El momento más impactante del día llegó en la salida de la segunda carrera. A velocidades cercanas a los 90 km/h, el F50 de Nueva Zelanda perdió el control tras una maniobra para evitar al barco italiano y terminó impactando de lleno contra el equipo francés. Ambos catamaranes quedaron seriamente dañados y dos tripulantes tuvieron que recibir atención médica. La tercera y cuarta mangas fueron canceladas inmediatamente.
“Hemos navegado muy bien en las dos pruebas”, explicó Botín tras bajarse del barco. “El incidente fue un shock.
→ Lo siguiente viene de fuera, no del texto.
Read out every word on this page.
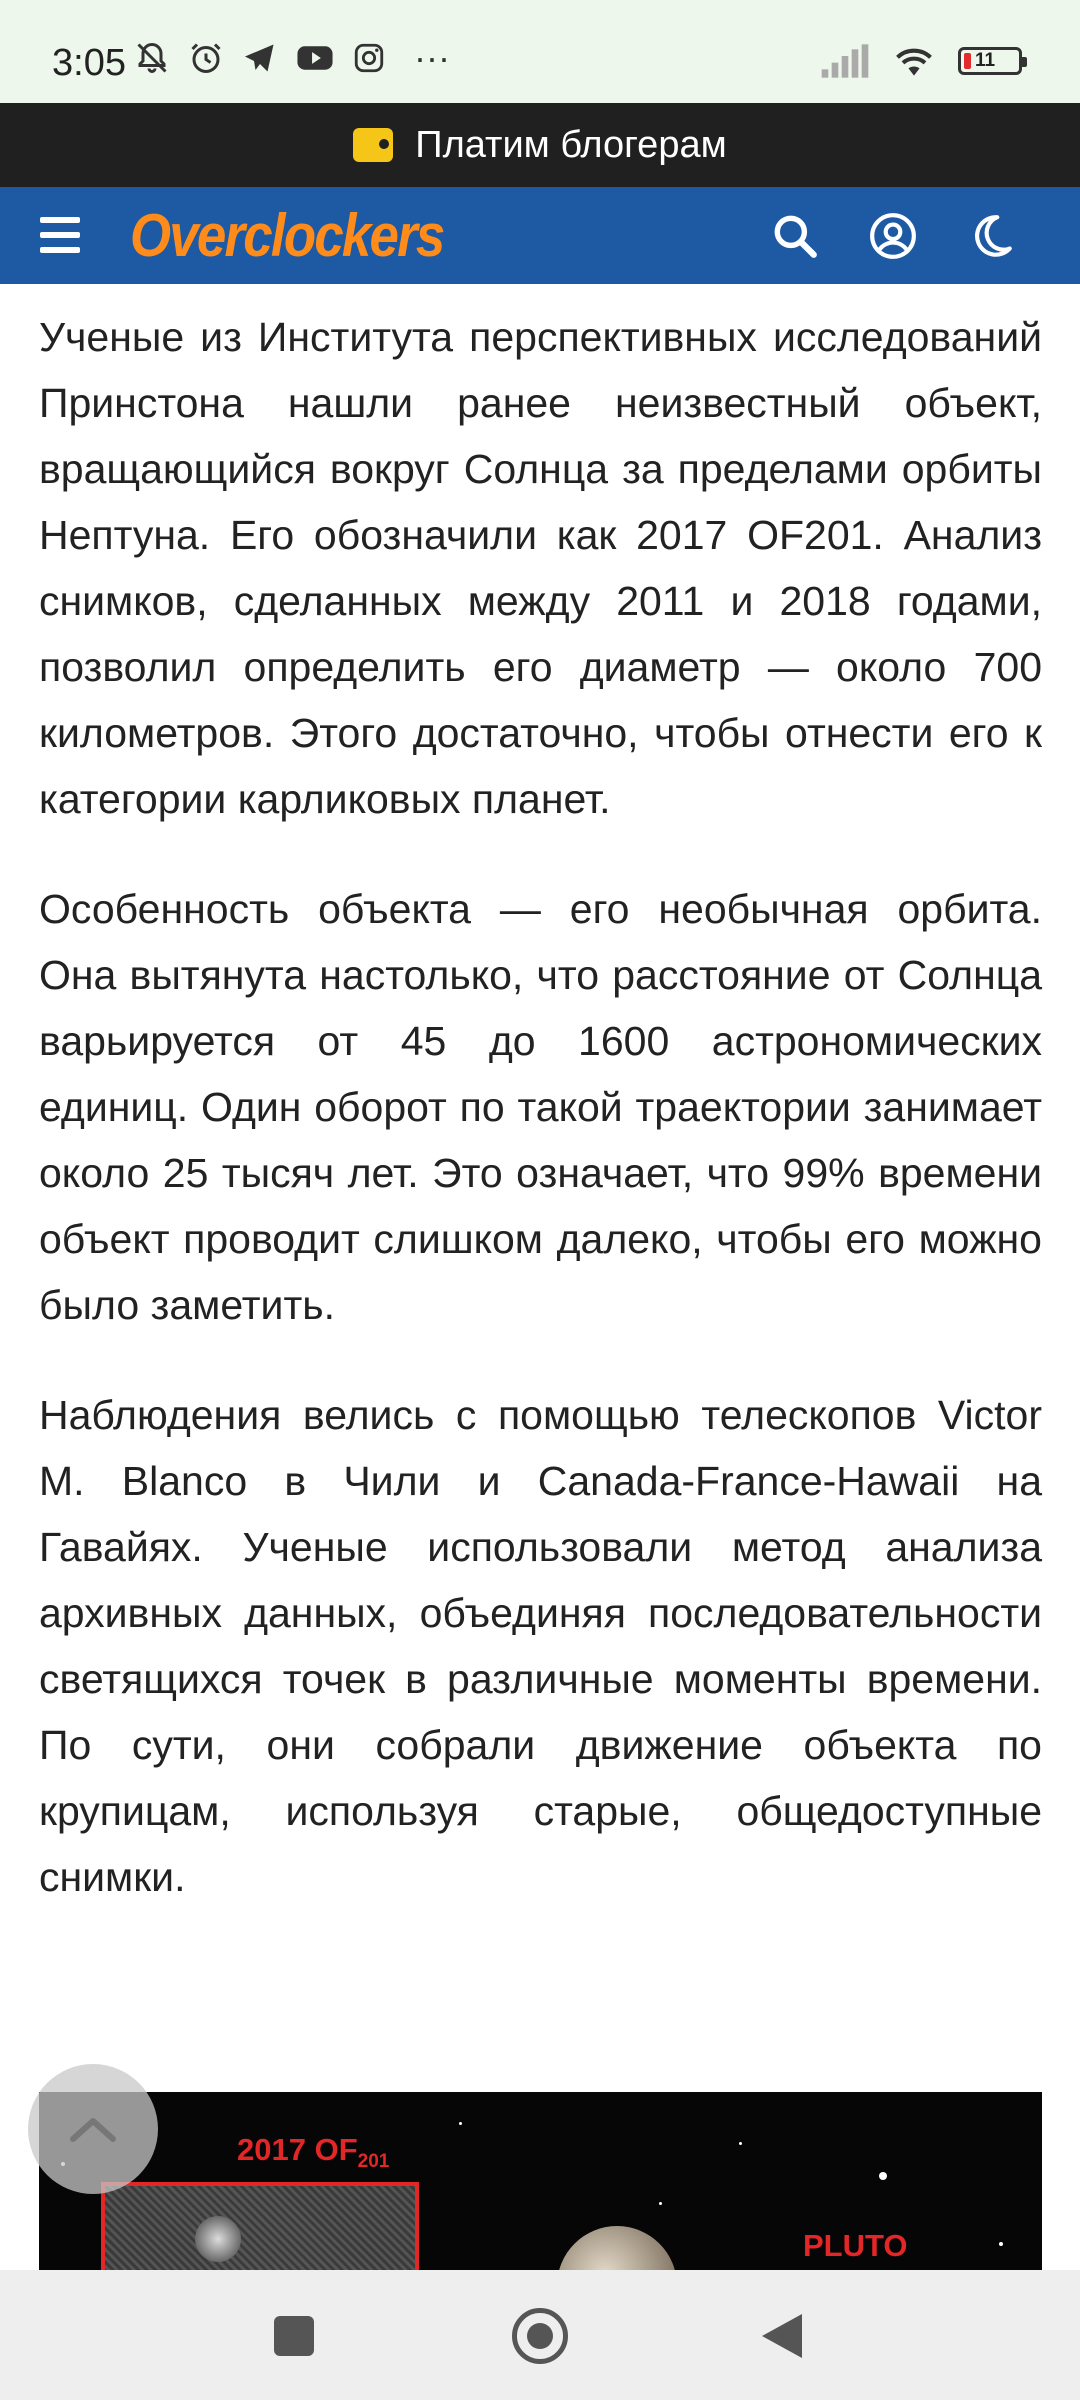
3:05	···	11
Платим блогерам
Overclockers

Ученые из Института перспективных исследований Принстона нашли ранее неизвестный объект, вращающийся вокруг Солнца за пределами орбиты Нептуна. Его обозначили как 2017 OF201. Анализ снимков, сделанных между 2011 и 2018 годами, позволил определить его диаметр — около 700 километров. Этого достаточно, чтобы отнести его к категории карликовых планет.

Особенность объекта — его необычная орбита. Она вытянута настолько, что расстояние от Солнца варьируется от 45 до 1600 астрономических единиц. Один оборот по такой траектории занимает около 25 тысяч лет. Это означает, что 99% времени объект проводит слишком далеко, чтобы его можно было заметить.

Наблюдения велись с помощью телескопов Victor M. Blanco в Чили и Canada-France-Hawaii на Гавайях. Ученые использовали метод анализа архивных данных, объединяя последовательности светящихся точек в различные моменты времени. По сути, они собрали движение объекта по крупицам, используя старые, общедоступные снимки.

2017 $OF_{201}$
PLUTO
Estábamos justo detrás de los franceses y tuvimos que reaccionar muy rápido para evitar la colisión”, añadió el piloto cántabro, destacando la sangre fría de su tripulación.
Con 12 puntos en la clasificación provisional, España es cuarta, por detrás de Nueva Zelanda (18), Francia (17) y Australia (17). Sin embargo, con los dos primeros equipos afectados por el accidente, el panorama cambia por completo de cara a la jornada decisiva.
Los ‘Gallos’ afrontan el domingo con opciones reales de meterse en la gran final, algo que supondría un hito importante en este arranque de campaña. La regularidad mostrada y la capacidad de reacción en situaciones límite refuerzan las aspiraciones de un equipo que quiere consolidarse entre la élite del circuito mundial.